Beatrice Ve Yedi Cüceler

117 17 4
                                    

Bir hafta geçmişti. Evde diğerleriyle kaynaşmıştım, ve onlar da beni sonunda kabullenmişlerdi. Hala güçlerimi kullanmıyordum, ama böyle de mutluydum. Harwey yine buraya ara sıra uğruyor, çok az kalıp gidiyordu. Thomas onun bir kızı olduğunu ve kızının yanına gittiğini söylemişti. Sean ise sevgilisi olduğundan söz edip duruyordu. Zack' e göre de hastaydı, ve doktora gidiyordu. İşin aslı, kimse gerçeği bilmiyordu. Öylece ortaya fikirler atıyorlardı.
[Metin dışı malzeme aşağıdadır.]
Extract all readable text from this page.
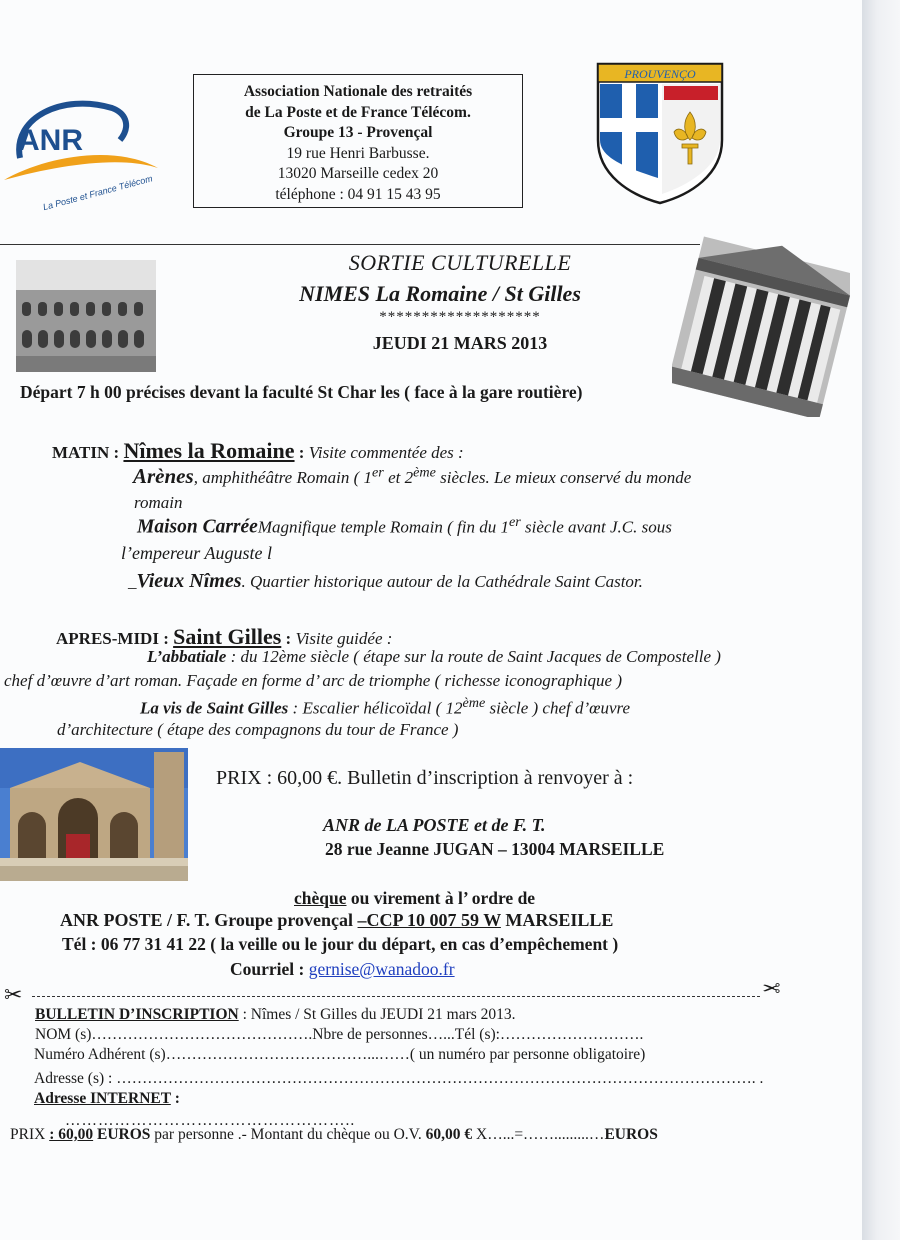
ANR
La Poste et France Télécom
Association Nationale des retraités
de La Poste et de France Télécom.
Groupe 13 - Provençal
19 rue Henri Barbusse.
13020 Marseille cedex 20
téléphone : 04 91 15 43 95
PROUVENÇO
SORTIE CULTURELLE
NIMES La Romaine / St Gilles
*******************
JEUDI 21 MARS 2013
Départ 7 h 00 précises devant la faculté St Char les ( face à la gare routière)
MATIN : Nîmes la Romaine : Visite commentée des :
Arènes, amphithéâtre Romain ( 1er et 2ème siècles. Le mieux conservé du monde
romain
Maison CarréeMagnifique temple Romain ( fin du 1er siècle avant J.C. sous
l’empereur Auguste l
_Vieux Nîmes. Quartier historique autour de la Cathédrale Saint Castor.
APRES-MIDI : Saint Gilles : Visite guidée :
L’abbatiale : du 12ème siècle ( étape sur la route de Saint Jacques de Compostelle )
chef d’œuvre d’art roman. Façade en forme d’ arc de triomphe ( richesse iconographique )
La vis de Saint Gilles : Escalier hélicoïdal ( 12ème siècle ) chef d’œuvre
d’architecture ( étape des compagnons du tour de France )
PRIX : 60,00 €. Bulletin d’inscription à renvoyer à :
ANR de LA POSTE et de F. T.
28 rue Jeanne JUGAN – 13004 MARSEILLE
chèque ou virement à l’ ordre de
ANR POSTE / F. T. Groupe provençal –CCP 10 007 59 W MARSEILLE
Tél : 06 77 31 41 22 ( la veille ou le jour du départ, en cas d’empêchement )
Courriel : gernise@wanadoo.fr
✂	✂
BULLETIN D’INSCRIPTION : Nîmes / St Gilles du JEUDI 21 mars 2013.
NOM (s)…………………………………….Nbre de personnes…...Tél (s):……………………….
Numéro Adhérent (s)…………………………………...……( un numéro par personne obligatoire)
Adresse (s) : ……………………………………………………………………………………………………………. .
Adresse INTERNET :
……………………………………………..
PRIX : 60,00 EUROS par personne .- Montant du chèque ou O.V. 60,00 € X…...=…….........…EUROS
Evde kaldığım süre boyunca sabah akşam diğerlerine yemek hazırlayıp onlar için evi toplamıştım. Ama bu çabalarım karşılıksız kalmamıştı. Chris bana beyzbolu, Zack kart oynamayı, Klaus piyano çalmayı öğretiyordu. John yemeklerde bana yardım eden tek kişiydi. Thomas ise Zoe' nin yerini tutuyor, herkes hakkında dedikodu yapıyordu. Bana evdeki herkesin hayat hikayesini anlatmıştı. Colin, her zamanki gibi iş başındaydı. Beni şehirde gezdiriyor, tenha bölgeler bulunca da güçlerimi kontrol edebilmem için beni çalıştırıyordu. Tekrar gıcık bir erkeğe dönüşmüştü, ama daha katlanılabilirdi. Her geçen gün onunla aramızdaki bağın güçlendiğini hissediyordum. Hislerim hala çok karışıktı, ama bir şeyden emindim. Ona sonsuza kadar güvenecektim.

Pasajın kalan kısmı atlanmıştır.